Whereas we have our operational metrics enabled on orderer, Prometheus and Grafana are available but we need to define certain configurations for Prometheus so that it can start fetching the operational metrics and that is done via yaml file. If you closely look at the Prometheus definition in command section we are passing a config file flag along with the path of prometheus.yml file. This file defines the configurations that Prometheus is supposed to use.
If you look at this snippet, you would notice that we have provided two jobs of scrape configurations. One is for Prometheus itself and second one is for fabric network. We enabled 9446 for orderer and that is given as targets and scrape interval is given as 10 seconds. Again, this is very simplistic view and readers are encouraged to explore more of this.
Now, we have Prometheus scraping the orderer operational metrics and we would look at how this can be viewed in Prometheus dashboard. Prometheus server runs at 9090 port and if we hit http://<host>:9090 then we shall get following dashboard and If we expand the dropdown right next to Execute Button you would realize that it is showing all the operational metrics parameters that we looked earlier.
This proved to be a great resource of information to determine the status of orderer as to how it is behaving.
We have now been able to monitor the operational metrics using Prometheus then why would we need Grafana. It is quite popular analytical and visualization tool that helps bring data together in such a fashion that it is efficient and organized. Grafana works on the concept of data source and they could be Prometheus, AWS CloudWatch, MySQL and many others. So, from an enterprise perspective it provides a single window to monitor data coming from various data sources.
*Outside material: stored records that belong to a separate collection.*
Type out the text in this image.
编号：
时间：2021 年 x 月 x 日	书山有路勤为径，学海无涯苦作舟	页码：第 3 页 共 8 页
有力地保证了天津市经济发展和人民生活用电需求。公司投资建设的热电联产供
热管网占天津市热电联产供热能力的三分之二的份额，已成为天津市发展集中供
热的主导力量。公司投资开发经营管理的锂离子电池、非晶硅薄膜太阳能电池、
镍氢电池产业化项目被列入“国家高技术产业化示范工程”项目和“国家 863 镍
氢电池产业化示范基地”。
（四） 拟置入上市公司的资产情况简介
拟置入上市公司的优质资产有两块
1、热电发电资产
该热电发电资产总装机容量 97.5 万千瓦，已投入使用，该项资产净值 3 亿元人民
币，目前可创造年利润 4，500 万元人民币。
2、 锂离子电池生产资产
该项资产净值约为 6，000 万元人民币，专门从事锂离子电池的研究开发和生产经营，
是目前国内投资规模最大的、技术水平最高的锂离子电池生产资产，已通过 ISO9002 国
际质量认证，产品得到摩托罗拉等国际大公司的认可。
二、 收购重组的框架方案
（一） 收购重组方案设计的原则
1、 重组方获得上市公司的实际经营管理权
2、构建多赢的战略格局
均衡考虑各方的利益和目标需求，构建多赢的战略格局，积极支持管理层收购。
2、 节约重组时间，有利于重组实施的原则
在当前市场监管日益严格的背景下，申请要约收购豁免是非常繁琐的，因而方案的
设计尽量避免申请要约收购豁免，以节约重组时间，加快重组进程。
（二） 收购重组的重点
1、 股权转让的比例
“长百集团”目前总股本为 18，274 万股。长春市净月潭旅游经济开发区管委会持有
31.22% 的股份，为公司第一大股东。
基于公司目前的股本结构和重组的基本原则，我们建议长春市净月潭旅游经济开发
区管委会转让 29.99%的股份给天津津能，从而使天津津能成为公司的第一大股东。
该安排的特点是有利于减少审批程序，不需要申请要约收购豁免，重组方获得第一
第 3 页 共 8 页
It allows users to better understand the metrics of their data through queries, informative visualizations and alerts.
Since we already have Grafana defined in our docker-compose file so it’s already up and running and to access that you simply need to do is http://<host>:3000
Once you hit this URL you would get following Login screen, enter admin/admin as credentials and login.
Since it is fresh installation and we have not configured any data source or dashboard, we would simply get screen as below and we are expected to add a data source.
Once we click on Add data source, it shows us a list of databases that we can use, we would simply select Prometheus and then provide basic configurations such as host and port where Prometheus is running and save the configuration.
Now, if we go to explore option in left side nav bar, and click on Metrics dropdown we would all the operational metrics but now eveything is being presented in dahsboard. We could see that we have selected chaincode_shim_requests_recieved and its showing count as 1.
We can now perform query,invoke etc. functions on our chaincode and could see how any operation done by orderer is getting reflected here.
Hope, by now you must have a fair idea of monitoring aspect of Hyperledger Fabric and how use of Prometheus and Grafana can increase the experience.